Scale down the pypsa capacities to match the remind capacities by tech group. Does not scale up the pypsa capacities.

Scaling is done by groups of techs, which allows n:1 mapping of remind to pypsa techs.

Parameters:

Name	Type	Description	Default
`merged_caps`	`DataFrame`	DataFrame with the merged remind and pypsa capacities by tech group.	required
`pypsa_caps`	`DataFrame`	DataFrame with the pypsa capacities.	required
`tech_groupings`	`DataFrame`	DataFrame with the pypsa tech group names.	required

Source code in src/rpycpl/capacities_etl.py

def scale_down_pypsa_caps(
    merged_caps: pd.DataFrame, pypsa_caps: pd.DataFrame, tech_groupings: pd.DataFrame
) -> pd.DataFrame:
    """
    Scale down the pypsa capacities to match the remind capacities by tech group.
    Does not scale up the pypsa capacities.

    Scaling is done by groups of techs, which allows n:1 mapping of remind to pypsa techs.

    Args:
        merged_caps (pd.DataFrame): DataFrame with the merged remind and pypsa capacities
             by tech group.
        pypsa_caps (pd.DataFrame): DataFrame with the pypsa capacities.
        tech_groupings (pd.DataFrame): DataFrame with the  pypsa tech group names.
    """
    merged_caps["fraction"] = merged_caps.capacity_remind / merged_caps.capacity_pypsa

    scalings = merged_caps.copy()
    # do not touch cases where remind capacity is larger than pypsa capacity
    scalings["fraction"] = scalings["fraction"].clip(upper=1)
    scalings.dropna(subset=["fraction"], inplace=True)

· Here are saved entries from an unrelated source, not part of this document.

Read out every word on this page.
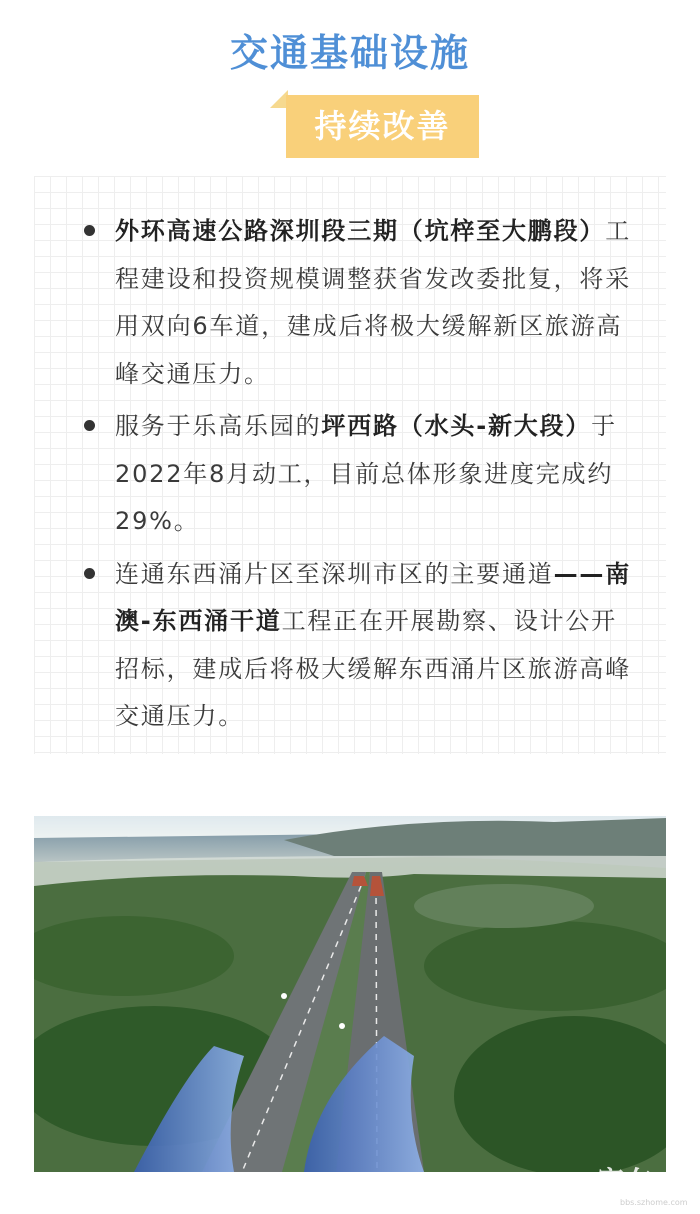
交通基础设施
持续改善
外环高速公路深圳段三期（坑梓至大鹏段）工程建设和投资规模调整获省发改委批复，将采用双向6车道，建成后将极大缓解新区旅游高峰交通压力。
服务于乐高乐园的坪西路（水头-新大段）于2022年8月动工，目前总体形象进度完成约29%。
连通东西涌片区至深圳市区的主要通道——南澳-东西涌干道工程正在开展勘察、设计公开招标，建成后将极大缓解东西涌片区旅游高峰交通压力。
家在
bbs.szhome.com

    pypsa_caps["tech_group"] = pypsa_caps.Tech.map(tech_groupings.group.to_dict())
    pypsa_caps = pypsa_caps.merge(
        scalings[["tech_group", "fraction"]],
        how="left",
        on="tech_group",
        suffixes=("", "_scaling"),
    )
    pypsa_caps.Capacity = pypsa_caps.Capacity * pypsa_caps.fraction
    return pypsa_caps